VIH en Afrique : de nombreuses anomalies

 

Mounting anomalies in the epidemiology of HIV in Africa : cry the beloved paradigm. DD Brewer, S Brody, E Drucker et al. Int J STD & AIDS 2003 ; 14 : 144-47. Mots-clés : VIH, Afrique, facteurs de risque, épidémiologie.

Il existe d’importantes différences entre l’évidence épidémiologique de VIH en Afrique sub-saharienne et la conviction officielle que l’épidémie de VIH est lié au comportement sexuel des africains. Les auteurs font le point sur les données sur le sujet.

Pendant les années 90, le VIH s’est rapidement propagé au Zimbabwe, avec une augmentation annuelle estimée à 12%, tandis que pendant la même période le taux des maladies sexuellement transmissibles (MST) baissait de 25%, et que l’utilisation des préservatifs augmentait chez les personnes à risque. Comment un virus comme le VIH, qui se transmet aussi difficilement par voie hétérosexuelle, pourrait-il se répandre beaucoup plus efficacement que des MST à très haut niveau de transmission ? Car le taux de transmission hétérosexuelle en Afrique s’est avéré aussi faible que dans les pays industrialisés. Un modèle expérimental a calculé qu’il serait nécessaire que le taux de transmission sexuelle du VIH soit 33 fois plus élevé qu’il ne l’est pour expliquer l’épidémie actuelle.

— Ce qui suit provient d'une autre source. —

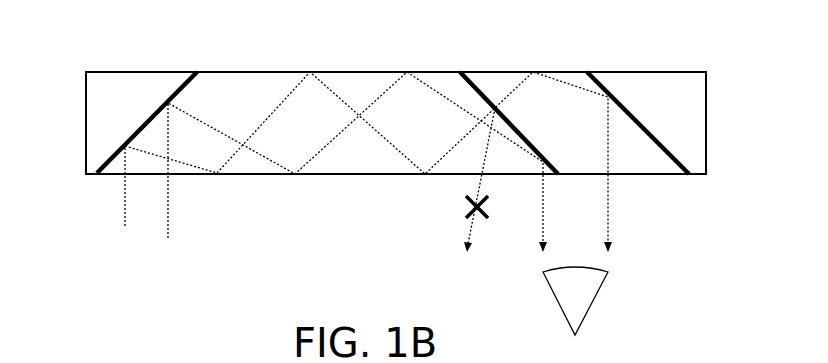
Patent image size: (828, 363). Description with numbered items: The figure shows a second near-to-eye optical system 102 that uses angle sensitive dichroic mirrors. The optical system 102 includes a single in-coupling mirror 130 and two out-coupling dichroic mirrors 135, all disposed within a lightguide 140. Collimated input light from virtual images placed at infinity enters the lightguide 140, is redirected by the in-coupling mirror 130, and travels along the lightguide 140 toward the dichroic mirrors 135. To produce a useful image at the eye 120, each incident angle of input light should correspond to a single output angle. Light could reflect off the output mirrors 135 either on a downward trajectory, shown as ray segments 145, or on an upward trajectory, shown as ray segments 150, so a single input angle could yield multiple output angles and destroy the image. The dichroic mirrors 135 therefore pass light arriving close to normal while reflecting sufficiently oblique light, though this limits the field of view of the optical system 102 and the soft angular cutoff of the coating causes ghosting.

The near-to-eye optical system 102 is at (215, 261).
The eye 120 is at (590, 307).
The in-coupling mirror 130 is at (147, 122).
The out-coupling dichroic mirrors 135 is at (483, 90).
The lightguide 140 is at (245, 72).
The ray segments 145 is at (422, 82).
The ray segments 150 is at (457, 143).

Contrairement à ce qui était supposé, le nombre de partenaire sexuels et le niveau d’activité sexuelle ne sont pas plus élevés chez les africains que dans les pays industrialisés. Par ailleurs, il n’existe guère de corrélations entre le niveau d’activé sexuelle dans une région et le taux de VIH. Par ailleurs, des études ont constaté d’importantes différences dans le taux de contamination chez des femmes suivant qu’elles avaient accouché ou subi une interruption de grossesse dans un service médical, ou chez elles. Certaines personnes séropositives nient avoir jamais eu de rapports sexuels, ou n’ont jamais eu qu’un seul partenaire qui est séronégatif. De même, de nombreuses études ont fait état d’une séropositivité chez des enfants dont la mère était séronégative. Et la propagation du VIH a été la plus importante dans les pays africains où les services de santé sont les mieux implantés, comme le Botswana, le Zimbabwe et l’Afrique du Sud. De même, elle est souvent plus élevée dans les villes, où l’accès aux soins est plus facile, que dans les campagnes reculées.

Il est donc nécessaire de se demander dans quelle mesure les services de santé ne sont pas responsable d’un pourcentage important de contaminations par le VIH. Par exemple, les prostituées sont régulièrement suivies par des consultations, où elles subissent de fréquentes injections, avec du matériel qui, bien souvent, n’est pas stérile. De nombreuses études sur la transmission du VIH n’ont pas pris en compte, parmi les variables confondantes, des divers traitements médicaux suivis. Pourtant, ce mode de transmission est beaucoup plus efficace ; il a été estimé à 1 sur 300 injections médicales (chiffre ramené à 1 sur 30 injections par une étude récente), à 1 sur 100 injection de drogue illicite, alors qu’il est de 1 pour 1000 rapports hétérosexuels. On devrait donc théoriquement retrouver un taux significatif de séroconversion d’origine iatrogène chez les jeunes enfants de mères séronégatives ; malheureusement, très peu d’études ont été effectuées sur le sujet.

Dans les pays industrialisés, la transmission du VIH s’est avérée essentiellement corrélée à l’utilisation de drogues injectables et aux rapports sexuels anaux. Le VIH n’est pas transmis par les " rapports sexuels ", il se transmet à l’occasion de certaines pratiques sexuelles à haut risque. Il n’est pas transmis par " les injections ", mais par certaines pratiques médicales à haut risque. Admettre cela nécessite de dépassionner le débat et de remettre en cause la théorie profondément ancrée de la contamination hétérosexuelle. La réévaluation de ce mode de contamination a d’importantes implications pour les approches de prévention. Les africains ont droit à des informations réellement scientifiques sur l’épidémiologie du SIDA.